= Sergio Verdú =

Spanish information theorist

Sergio Verdú (born Barcelona, Spain, August 15, 1958) is a former professor of electrical engineering and specialist in information theory. Until September 22, 2018, he was the Eugene Higgins Professor of Electrical Engineering at Princeton University, where he taught and conducted research on information theory in the Information Sciences and Systems Group. He was also affiliated with the program in Applied and Computational Mathematics. He was dismissed from the faculty following a university investigation of alleged sexual misconduct.

==Education and academic career==
Verdu received the Telecommunications Engineering degree from the Polytechnic University of Catalonia, Barcelona, Spain, in 1980 and the PhD degree in Electrical Engineering from the University of Illinois at Urbana-Champaign in 1984. Conducted at the Coordinated Science Laboratory of the University of Illinois, his doctoral research was supervised by Vincent Poor and pioneered the field of multiuser detection. In 1998, his book Multiuser Detection was published by Cambridge University Press.

==Sexual harassment allegations and dismissal from tenured position==
A Title IX investigation by Princeton, made public in November 2017 by the Huffington Post, concluded that Verdú had violated Princeton's sexual-misconduct policy. Yeohee Im, a graduate student at Princeton, had reported Verdu for sexual harassment in April 2017. According to the student, Verdú was initially required only to attend an 8-hour training session as a consequence of the university's finding, and he was allowed to continue teaching. The university said the training session had not been the only penalty, but declined to clarify what other penalties had been imposed. The student had changed advisers and changed her research topic after the alleged incidents.

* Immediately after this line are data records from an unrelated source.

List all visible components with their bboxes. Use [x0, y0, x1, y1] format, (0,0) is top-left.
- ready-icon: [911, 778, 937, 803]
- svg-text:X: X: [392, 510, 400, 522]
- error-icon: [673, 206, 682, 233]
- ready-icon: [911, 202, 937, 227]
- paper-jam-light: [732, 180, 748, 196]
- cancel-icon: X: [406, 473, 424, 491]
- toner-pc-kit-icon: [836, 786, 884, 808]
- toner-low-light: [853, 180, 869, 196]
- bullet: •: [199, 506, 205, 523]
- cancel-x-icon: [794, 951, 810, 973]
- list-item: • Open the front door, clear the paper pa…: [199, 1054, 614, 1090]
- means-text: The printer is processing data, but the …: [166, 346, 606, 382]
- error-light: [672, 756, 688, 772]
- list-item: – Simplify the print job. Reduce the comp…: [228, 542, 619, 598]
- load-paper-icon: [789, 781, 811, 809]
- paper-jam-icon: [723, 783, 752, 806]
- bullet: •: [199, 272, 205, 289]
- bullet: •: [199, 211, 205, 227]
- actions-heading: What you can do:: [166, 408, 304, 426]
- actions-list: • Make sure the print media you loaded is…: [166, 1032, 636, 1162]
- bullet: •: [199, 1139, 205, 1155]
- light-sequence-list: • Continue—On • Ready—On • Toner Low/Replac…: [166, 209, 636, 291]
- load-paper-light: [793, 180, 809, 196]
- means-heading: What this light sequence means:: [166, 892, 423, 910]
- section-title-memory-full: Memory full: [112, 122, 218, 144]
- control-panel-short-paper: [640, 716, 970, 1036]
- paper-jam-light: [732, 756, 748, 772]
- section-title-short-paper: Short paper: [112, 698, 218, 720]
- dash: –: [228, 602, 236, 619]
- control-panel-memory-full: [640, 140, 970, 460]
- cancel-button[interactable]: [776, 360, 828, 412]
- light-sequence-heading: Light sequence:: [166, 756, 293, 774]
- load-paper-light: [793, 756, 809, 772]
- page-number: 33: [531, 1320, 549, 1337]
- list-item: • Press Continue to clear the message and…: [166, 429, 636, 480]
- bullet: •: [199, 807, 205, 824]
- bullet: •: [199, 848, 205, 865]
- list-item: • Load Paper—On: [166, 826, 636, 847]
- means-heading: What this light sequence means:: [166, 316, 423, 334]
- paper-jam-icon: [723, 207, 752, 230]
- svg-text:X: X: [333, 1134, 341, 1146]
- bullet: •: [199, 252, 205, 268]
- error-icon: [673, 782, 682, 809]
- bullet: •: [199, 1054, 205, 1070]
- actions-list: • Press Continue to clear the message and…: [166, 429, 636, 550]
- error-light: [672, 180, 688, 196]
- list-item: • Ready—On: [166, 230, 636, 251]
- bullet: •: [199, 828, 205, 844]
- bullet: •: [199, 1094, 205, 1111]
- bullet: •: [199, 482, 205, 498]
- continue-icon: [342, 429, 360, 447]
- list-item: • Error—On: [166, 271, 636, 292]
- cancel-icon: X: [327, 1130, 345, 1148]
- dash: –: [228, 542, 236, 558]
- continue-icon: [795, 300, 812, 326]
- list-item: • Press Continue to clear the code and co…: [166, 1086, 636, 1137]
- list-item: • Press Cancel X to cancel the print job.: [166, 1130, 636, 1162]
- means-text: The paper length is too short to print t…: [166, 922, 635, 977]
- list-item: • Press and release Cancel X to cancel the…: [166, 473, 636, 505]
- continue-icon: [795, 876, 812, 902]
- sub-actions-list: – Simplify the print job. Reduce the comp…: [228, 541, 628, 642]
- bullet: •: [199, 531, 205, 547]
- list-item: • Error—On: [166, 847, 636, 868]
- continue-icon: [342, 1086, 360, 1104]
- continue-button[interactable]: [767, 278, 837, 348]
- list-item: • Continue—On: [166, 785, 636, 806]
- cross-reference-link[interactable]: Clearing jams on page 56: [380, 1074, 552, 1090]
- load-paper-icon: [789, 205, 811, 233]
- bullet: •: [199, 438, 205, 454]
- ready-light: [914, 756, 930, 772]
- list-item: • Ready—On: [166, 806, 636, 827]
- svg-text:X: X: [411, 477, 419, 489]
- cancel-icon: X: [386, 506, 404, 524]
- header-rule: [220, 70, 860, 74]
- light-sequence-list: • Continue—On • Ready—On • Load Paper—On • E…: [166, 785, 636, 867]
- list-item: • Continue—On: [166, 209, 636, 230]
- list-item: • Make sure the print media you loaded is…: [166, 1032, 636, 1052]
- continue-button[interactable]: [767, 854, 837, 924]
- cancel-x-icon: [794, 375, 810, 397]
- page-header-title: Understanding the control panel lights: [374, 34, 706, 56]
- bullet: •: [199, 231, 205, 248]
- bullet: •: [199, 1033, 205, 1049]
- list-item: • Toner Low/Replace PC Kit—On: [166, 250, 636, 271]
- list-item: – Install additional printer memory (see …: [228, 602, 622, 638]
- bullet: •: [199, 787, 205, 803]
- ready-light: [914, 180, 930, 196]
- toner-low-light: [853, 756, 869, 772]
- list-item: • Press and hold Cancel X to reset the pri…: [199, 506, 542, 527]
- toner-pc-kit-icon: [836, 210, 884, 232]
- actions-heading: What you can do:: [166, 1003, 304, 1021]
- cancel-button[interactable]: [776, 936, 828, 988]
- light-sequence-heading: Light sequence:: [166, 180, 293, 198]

According to the Princeton Dean of Faculty, there were allegations that Verdú had also harassed others, but only the one student was willing to make a formal complaint. Verdú denied the findings of the investigation, stating: "The university advised me not to reply but I categorically deny that there were any advances or any sexual harassment." Verdú was then placed on administrative leave at the beginning of the Spring 2018 semester and further sexual misconduct allegations against him were published in February 2018.
He was subsequently dismissed from Princeton University as of September 22, 2018, following further consideration by the university, which said that "an investigation established that Dr. Verdu violated the university's policy prohibiting consensual relations with students, and its policy requiring honesty and cooperation in university matters".

Verdu filed a lawsuit against the university's action in a U.S. District Court. According to the materials of the United States Court of Appeals for the Third Circuit: "Verdu states three theories under which Princeton discriminated against him: erroneous outcome, selective enforcement, and retaliation." The District Court dismissed Verdu's complaint.

==Awards and honors==
- IEEE Fellow (1993) for contribution to multi-user communication and information theory.
- Frederick Emmons Terman Award from the American Society for Engineering Education (2000)
- IEEE Third Millennium Medal (2000)
- Doctorate Honoris Causa from the Polytechnic University of Catalonia (2005)
- Member of the National Academy of Engineering (2007)
- Member of the National Academy of Sciences (2014)
- Corresponding Member of the Royal Academy of Engineering of Spain (2013)
- Claude E. Shannon Award from the IEEE Information Theory Society (2007)
- IEEE Richard W. Hamming Medal (2008)
- NAS Award for Scientific Reviewing (2016)

His papers have received several awards:

- 1992 IEEE Donald G. Fink Prize Paper Award
- 1998 Information Theory Paper Award from the IEEE Information Theory Society
- 1998 Golden Jubilee Paper Award from the IEEE Information Theory Society
- 2000 Paper Award from the Japan Telecommunications Advancement Foundation,
- 2002 Leonard G. Abraham Prize from the IEEE Communications Society (together with Ralf R. Müller), for best paper in the field of communications systems
- 2006 Communications Society & Information Theory Society Joint Paper Award from the IEEE Communications Society and the IEEE Information Theory Society
- 2008 EURASIP Journal on Wireless Communications and Networking Best Paper Award from the European Association for Signal Processing (EURASIP)
- 2009 Stephen O. Rice Prize from the IEEE Communications Society (together with Angel Lozano and Antonia Tulino), for best paper in the field of communications theory
- 2011 Information Theory Paper Award from the IEEE Information Theory Society

He served as president of the IEEE Information Theory Society in 1997.
He was the founding editor-in-chief of the journal Foundations and Trends in Communications and Information Theory.